El capítulo 134 de “Rayuela” deja sentada la naturaleza creadora de Cortázar: No hay sumas para contar un todo. El todo existe, y cada historia es una resta, una de tantas líneas de un plano de muchas dimensiones donde toda situación puede ser posible, porque ocurre, porque podemos sentirlo a pesar de que las reglas del mundo al que pertenecemos siguen activas. Cortázar hace que la fantasía suceda dentro un realismo salvaje y desesperanzador sin que podamos percibir en qué momento fue alterado.

Hay que tener en cuenta que esa fractura del espacio y el tiempo, ese cuidado de la estética solo podía ocurrir en alguien que nunca las consideró siquiera para su propia vida: Julio Cortázar no sabía de horarios, ni de disciplina, ni del clasismo y selección en la literatura; rehusaba, con determinación, a ser considerado un intelectual y se declaró un sentimental, confesión que podemos atisbar en ciertas historias y, por supuesto, en su obra más reconocida, “Rayuela”. Pero sobre todo, y a decir de cada vez que puedo escuchar su voz o leer alguna entrevista, Cortázar vivió para escribir y para conservar una juventud eterna, y esa intención se ve reflejada en el fondo de cada uno de los textos que podamos leer. Encontramos en ellos una inocencia y candidez sutil que vaga detrás de sus historias fantásticas: el deseo de nunca dejar de reverdecer.

Es esa vitalidad la que echa vientos nobles sobre algunas de sus historias, la música y el color se ponen de manifiesto en para darle fondo a las imágenes de sus textos. El jazz se vuelve parte de la cadencia verbal, la improvisación, el jam y el swing sus referentes para marcar la marcha de sus relatos, y cualquiera con buen tino va a distinguir la presencia del verde como color favorito, desde la creación de sus cronopios, hasta los anillos y velas verdes que decoran las noches bohemias de Oliveira y la Maga.

¿Y la mujer? La mujer en su obra es la pieza principal, la fuente. Una mujer que ha de ser esa mujer que él siempre estuvo buscando. Esa protección a la que se refiere en diversas entrevistas, ese vínculo femenino y materno que trata con cierto sabor a nostalgia, esa Maga que, como otros personajes, también guarda ciertos rasgos felinos y misteriosos; ese amor perfecto e indestructible que Cortázar persiguió durante su vida y que acaso, al toparse por cosas de ese azar que tanto veneró con Carolina Dunlop, pudo encontrar.

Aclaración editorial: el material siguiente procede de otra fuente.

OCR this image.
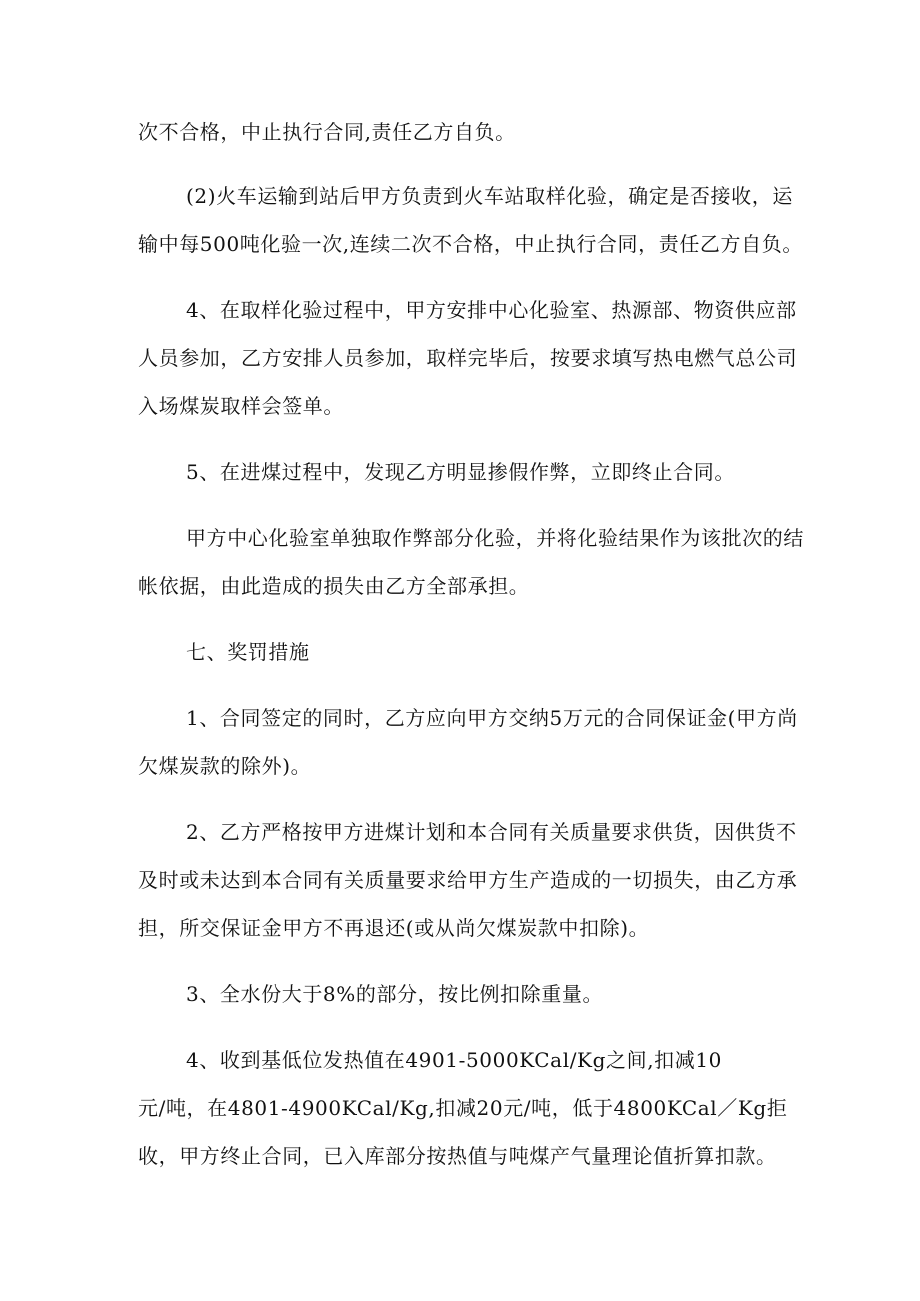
次不合格，中止执行合同,责任乙方自负。
(2)火车运输到站后甲方负责到火车站取样化验，确定是否接收，运
输中每500吨化验一次,连续二次不合格，中止执行合同，责任乙方自负。
4、在取样化验过程中，甲方安排中心化验室、热源部、物资供应部
人员参加，乙方安排人员参加，取样完毕后，按要求填写热电燃气总公司
入场煤炭取样会签单。
5、在进煤过程中，发现乙方明显掺假作弊，立即终止合同。
甲方中心化验室单独取作弊部分化验，并将化验结果作为该批次的结
帐依据，由此造成的损失由乙方全部承担。
七、奖罚措施
1、合同签定的同时，乙方应向甲方交纳5万元的合同保证金(甲方尚
欠煤炭款的除外)。
2、乙方严格按甲方进煤计划和本合同有关质量要求供货，因供货不
及时或未达到本合同有关质量要求给甲方生产造成的一切损失，由乙方承
担，所交保证金甲方不再退还(或从尚欠煤炭款中扣除)。
3、全水份大于8%的部分，按比例扣除重量。
4、收到基低位发热值在4901-5000KCal/Kg之间,扣减10
元/吨，在4801-4900KCal/Kg,扣减20元/吨，低于4800KCal／Kg拒
收，甲方终止合同，已入库部分按热值与吨煤产气量理论值折算扣款。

Cortázar ha legado, tal vez sin pretenderlo, no solo los grandes libros que a pesar de los años no consiguen siquiera un tufillo de clásico, sino una forma de comprender el mundo más allá de lo que podemos ver a diario. La posibilidad de que nuestra realidad, esa gran costumbre que parece llevarnos del cuello por una vida que apenas nos llena, se cargue de experiencias que antes parecían imposibles. La experiencia de Rayuela, Bestiario, Octaedro o Las Armas secretas nos hace estar atentos a esos pequeños y mágicos detalles de la vida que, tras cada lectura, empiezan a notarse con mayor claridad. La obra de Julio se mantiene vigente y rejuvenece más con el paso de los años. Quizá él haya partido, pero de alguna manera su deseo de mantenerse joven se ha cumplido en nosotros, y se renueva día a día cuando un nuevo lector se sumerge en esas esferas perfectas que son sus relatos; esferas que como planetas giran en torno nuestro, como parte de ese universo fantástico en el que todos somos una y mil experiencias, experiencias que pueden llegar a nosotros, al final de cualquier día cotidiano, como le llegó alguna vez a Cortázar, una noche boca arriba.